The crew, most of them partially dressed, stumbled to the deck and a second anchor was dropped but was rendered useless by the increasing wind.

James MacDonald, a Shanghai-based English merchant and a student of mythology, wrote: “We were driving fast down upon Eden Island, and although the night was black as Erebus we could already discern the white foam lashing the shores of the island which we were rapidly approaching.”

Their only hope was to cut themselves free from their anchors and attempt to sail away from the approaching rocks. But in the darkness and confusion of the storm, the ax could not be found. Many of the men resigned themselves to their impending fate, including the consul.

He told MacDonald in a firm voice, “We will go on shore and the only circumstances I regret is that I should been the means of bringing you into danger; as for us [the French crew and members of the consulate], we did our duty in coming to relieve our country-men and must take the risk.”

But MacDonald was determined to live. To the lorcha’s Portuguese captain, “whose neglect had nigh ruined our expedition,” he issued sharp orders that went against the convention of the sailors but were obeyed in desperate hope. It was luck, rather than nautical skill, that saved them. Just as it seemed that the ship would be driven ashore, the storm abated.

“The crowing of the cock that morning was welcome music to us, for it heralded the approach of dawn. By daylight the gale had died away – the larks rose from the grassy bank on the back of the bluff, chanting their notes over our heads – never before did I heartily wish to be out of hearing of them, for it made me shudder to look round at the rocks … [It was] a night never to be forgotten by us who escaped its dangers.”

The crew lost no time and began preparations to sail away in hopes of finding a safer anchorage but the whims of Mother Nature are fickle. Just as they started to sail away the wind died and they were forced to remain at their precarious anchorage.

As a precaution, additional anchors were dropped and the two cannons were removed from their mounts and placed in the hold to act as ballast. A message was also sent to Lee, the chief Korean magistrate, to visit the ship the following morning.

MacDonald and some of the men spent the rest of the day in a sampan (small boat) surveying the precipitous bluff of the nearby island. They were enthralled by the numerous lofty caverns that perforated the cliff and provided shelter for myriads of seabirds.

“These were very tame and many flew around us making much noise being disturbed by our unusual appearance, or perhaps in their own way demanding satisfaction for the loss of certain of their kindred, whose career had been shortened by powder and lead on the previous day.”

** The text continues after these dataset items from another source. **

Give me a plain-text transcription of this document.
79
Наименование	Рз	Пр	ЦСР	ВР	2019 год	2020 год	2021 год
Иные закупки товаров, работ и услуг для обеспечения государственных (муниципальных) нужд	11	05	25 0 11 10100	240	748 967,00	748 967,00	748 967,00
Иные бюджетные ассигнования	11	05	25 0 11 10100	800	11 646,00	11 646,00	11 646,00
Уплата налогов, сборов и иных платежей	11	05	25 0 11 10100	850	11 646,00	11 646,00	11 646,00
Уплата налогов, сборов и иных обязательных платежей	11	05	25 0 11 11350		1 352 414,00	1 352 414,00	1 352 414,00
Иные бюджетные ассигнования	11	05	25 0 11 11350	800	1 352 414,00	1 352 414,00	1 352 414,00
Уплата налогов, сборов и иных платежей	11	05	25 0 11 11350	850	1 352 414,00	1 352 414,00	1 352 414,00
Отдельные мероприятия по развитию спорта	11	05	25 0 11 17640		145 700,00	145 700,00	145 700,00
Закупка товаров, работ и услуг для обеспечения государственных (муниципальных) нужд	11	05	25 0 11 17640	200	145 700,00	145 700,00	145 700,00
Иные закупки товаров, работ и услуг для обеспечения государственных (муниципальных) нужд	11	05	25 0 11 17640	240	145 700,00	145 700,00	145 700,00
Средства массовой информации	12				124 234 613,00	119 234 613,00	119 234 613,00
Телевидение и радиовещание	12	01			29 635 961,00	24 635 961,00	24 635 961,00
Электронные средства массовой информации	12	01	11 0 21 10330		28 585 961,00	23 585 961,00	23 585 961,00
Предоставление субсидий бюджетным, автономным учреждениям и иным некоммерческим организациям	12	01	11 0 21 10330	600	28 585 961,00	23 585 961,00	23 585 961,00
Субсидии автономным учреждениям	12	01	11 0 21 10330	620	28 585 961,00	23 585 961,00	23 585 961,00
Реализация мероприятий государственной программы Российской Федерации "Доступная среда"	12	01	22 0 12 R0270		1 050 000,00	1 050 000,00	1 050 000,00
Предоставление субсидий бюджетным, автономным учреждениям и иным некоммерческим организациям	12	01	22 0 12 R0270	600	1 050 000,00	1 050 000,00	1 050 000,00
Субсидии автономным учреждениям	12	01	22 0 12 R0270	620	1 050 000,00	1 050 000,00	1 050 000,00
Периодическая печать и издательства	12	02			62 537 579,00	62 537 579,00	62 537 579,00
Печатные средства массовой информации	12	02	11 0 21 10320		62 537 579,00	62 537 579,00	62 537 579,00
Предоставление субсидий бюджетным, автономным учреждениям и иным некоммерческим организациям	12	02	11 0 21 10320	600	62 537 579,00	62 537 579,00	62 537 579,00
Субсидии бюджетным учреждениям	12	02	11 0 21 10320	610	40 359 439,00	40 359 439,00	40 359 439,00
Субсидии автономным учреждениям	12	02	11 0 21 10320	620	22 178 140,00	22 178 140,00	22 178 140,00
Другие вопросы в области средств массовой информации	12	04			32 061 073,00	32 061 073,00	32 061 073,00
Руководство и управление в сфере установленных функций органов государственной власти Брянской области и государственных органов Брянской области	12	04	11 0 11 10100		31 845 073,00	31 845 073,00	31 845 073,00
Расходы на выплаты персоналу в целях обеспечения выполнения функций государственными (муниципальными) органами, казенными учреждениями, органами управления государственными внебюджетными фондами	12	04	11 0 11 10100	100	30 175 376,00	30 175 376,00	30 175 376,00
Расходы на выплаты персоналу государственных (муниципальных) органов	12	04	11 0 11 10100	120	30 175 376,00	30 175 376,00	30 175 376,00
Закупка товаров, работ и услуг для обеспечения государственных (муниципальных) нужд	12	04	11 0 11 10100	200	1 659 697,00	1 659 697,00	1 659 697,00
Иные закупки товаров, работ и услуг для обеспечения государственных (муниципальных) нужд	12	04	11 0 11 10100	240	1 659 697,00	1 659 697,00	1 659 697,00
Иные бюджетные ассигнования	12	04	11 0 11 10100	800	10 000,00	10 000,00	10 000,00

Again, at dusk, the wind began to blow – this time from the west – accompanied with a driving rain.

“That night was an anxious one for our party and few on board went to sleep. Below, the creaking and groaning of the bulkheads with the horrid beating and rocking noise of the helm banished all peace: above, the wind and rain howled and beat hard, while the swelling seas would now and again curl their white crests as we rose upon them, and rolling past spend their fury on the rocks … the violence and rapidity with which we plunged and rolled exceeded anything I ever before experienced.”

Once again, the storm was short-lived and by morning the wind faded leaving only a tempestuous sea. Sometime in the late morning, Lee and several Korean officials approached in a large Korean boat but, because of the dangerous state of the sea, were forbidden to come alongside. Instead, the lorcha’s sampan was sent to them and the visiting Korean dignitaries had to be literally “bundled on board” and transported to the lorcha.

It was a visit the Koreans would soon regret.

Eribus (Erebus), whose name means darkness of shadow, was the son of the god Chaos. According to some legends, Erebus was the part of Hades in which the newly-dead had to pass.